The symptom, i.e. the floating containers, should never arrise. They should not be in the sea in the first place. The sickness, i.e. putting to sea with a vessel in an unseaworthy condition, is the root of the problem. The problem arrose essentially in the late 60:s and early 70:s when shipping companies started being run by economists rather than seamen. They probably were able to maximise income but they contributed nothing to good seamanship. What they have achieved has gone against hundreds of years of development and increased safety at sea.

Going back to the period of the Second World War, no one would have considered building ro-ro ships of thousands of tons with only one hold! Big ships used to have to be constructed so that they would remain afloat if two consecutive watertight compartments suffered from total ingress of water. The cariage of deck cargoes was normal practise but seamen accepted that they could be washed overboard. Insurance companies did too so that any cargo carried on deck was carried at shipper's risk.

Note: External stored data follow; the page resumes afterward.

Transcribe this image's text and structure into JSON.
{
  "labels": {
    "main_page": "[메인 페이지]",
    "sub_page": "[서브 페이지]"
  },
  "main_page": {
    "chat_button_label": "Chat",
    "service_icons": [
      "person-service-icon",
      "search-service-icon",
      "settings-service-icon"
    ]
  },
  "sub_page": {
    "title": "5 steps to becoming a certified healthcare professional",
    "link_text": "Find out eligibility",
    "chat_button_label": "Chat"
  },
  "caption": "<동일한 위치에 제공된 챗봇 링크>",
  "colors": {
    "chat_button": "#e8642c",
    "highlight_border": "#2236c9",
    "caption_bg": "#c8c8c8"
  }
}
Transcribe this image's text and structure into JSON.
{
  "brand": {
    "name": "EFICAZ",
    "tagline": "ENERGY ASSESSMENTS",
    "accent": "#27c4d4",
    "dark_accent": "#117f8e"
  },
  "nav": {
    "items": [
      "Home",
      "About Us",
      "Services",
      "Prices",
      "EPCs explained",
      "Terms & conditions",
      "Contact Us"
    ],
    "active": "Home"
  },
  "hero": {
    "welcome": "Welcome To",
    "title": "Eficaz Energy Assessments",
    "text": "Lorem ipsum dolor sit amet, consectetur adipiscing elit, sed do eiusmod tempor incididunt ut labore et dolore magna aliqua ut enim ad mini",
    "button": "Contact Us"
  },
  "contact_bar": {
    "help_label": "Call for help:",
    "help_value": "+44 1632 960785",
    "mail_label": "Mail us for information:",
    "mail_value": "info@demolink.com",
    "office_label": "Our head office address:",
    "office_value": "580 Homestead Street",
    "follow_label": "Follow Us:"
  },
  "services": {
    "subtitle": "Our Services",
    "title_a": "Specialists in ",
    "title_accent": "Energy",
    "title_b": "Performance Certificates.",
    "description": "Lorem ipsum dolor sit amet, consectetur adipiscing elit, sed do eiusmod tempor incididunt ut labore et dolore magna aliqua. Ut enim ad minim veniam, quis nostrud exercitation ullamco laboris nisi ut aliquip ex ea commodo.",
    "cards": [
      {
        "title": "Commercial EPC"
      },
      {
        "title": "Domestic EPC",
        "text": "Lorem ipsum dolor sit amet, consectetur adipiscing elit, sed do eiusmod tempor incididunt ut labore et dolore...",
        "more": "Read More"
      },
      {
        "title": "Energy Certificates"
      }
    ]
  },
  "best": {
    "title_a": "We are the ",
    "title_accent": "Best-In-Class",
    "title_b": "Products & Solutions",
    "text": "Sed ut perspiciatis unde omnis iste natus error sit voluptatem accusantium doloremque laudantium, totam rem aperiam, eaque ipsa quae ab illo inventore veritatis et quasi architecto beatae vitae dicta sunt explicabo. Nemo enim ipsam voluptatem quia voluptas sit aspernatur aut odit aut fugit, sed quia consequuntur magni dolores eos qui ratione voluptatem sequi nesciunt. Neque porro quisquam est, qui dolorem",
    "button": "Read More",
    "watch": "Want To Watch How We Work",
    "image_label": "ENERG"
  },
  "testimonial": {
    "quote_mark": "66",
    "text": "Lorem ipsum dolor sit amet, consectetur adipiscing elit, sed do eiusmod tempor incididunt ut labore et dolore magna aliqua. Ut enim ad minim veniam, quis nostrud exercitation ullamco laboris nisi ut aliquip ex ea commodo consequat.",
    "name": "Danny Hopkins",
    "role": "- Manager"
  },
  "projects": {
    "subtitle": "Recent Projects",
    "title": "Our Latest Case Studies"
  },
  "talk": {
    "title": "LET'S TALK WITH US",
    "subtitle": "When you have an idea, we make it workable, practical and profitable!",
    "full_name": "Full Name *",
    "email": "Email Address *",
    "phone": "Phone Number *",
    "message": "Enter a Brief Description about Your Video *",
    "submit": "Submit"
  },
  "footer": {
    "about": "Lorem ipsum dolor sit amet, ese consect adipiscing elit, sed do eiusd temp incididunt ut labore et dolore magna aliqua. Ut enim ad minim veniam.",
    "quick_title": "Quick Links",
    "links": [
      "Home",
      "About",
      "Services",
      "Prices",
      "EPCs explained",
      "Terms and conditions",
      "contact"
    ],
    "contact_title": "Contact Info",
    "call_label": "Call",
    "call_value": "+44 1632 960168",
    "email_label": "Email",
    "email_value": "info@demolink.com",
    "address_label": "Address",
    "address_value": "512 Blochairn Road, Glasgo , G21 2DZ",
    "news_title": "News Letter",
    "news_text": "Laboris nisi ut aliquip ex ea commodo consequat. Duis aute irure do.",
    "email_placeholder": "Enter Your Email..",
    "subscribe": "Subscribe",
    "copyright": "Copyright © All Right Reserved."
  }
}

Now we have huge ro-ro vessels, many of which have been lost as a result of the concept along with many lives (e.g. Estonia, Herald of Free Enterprise). We have also containers stacked skywards on deck. Until these practices are stopped then we will continue to see ferries capsizing and containers lost at sea.

Of course, reversing the trend would cost huge sums and we, the consumer, would end up paying the bill. For my part, I would gladly pay another few cents (or in my case Kronor) for a pair of Vietnamese flip-flops but would people on average?

Of course, the issue of tracking containers is an interesting one too. Here again it is economics that steer. I am sure that it is fully possible today to track a "rogue" container. The technology is there but the willingness to spend the money on it is not. Even if containers were tracked, it would probably not be economical to send a ship out to recover them and their water dammaged contents. I am afraid that containers floating arround at sea will be with us for a long time.

Whilst intended in no way as a slurr on their professionalism, good seamanship and economists are poor bed-fellows.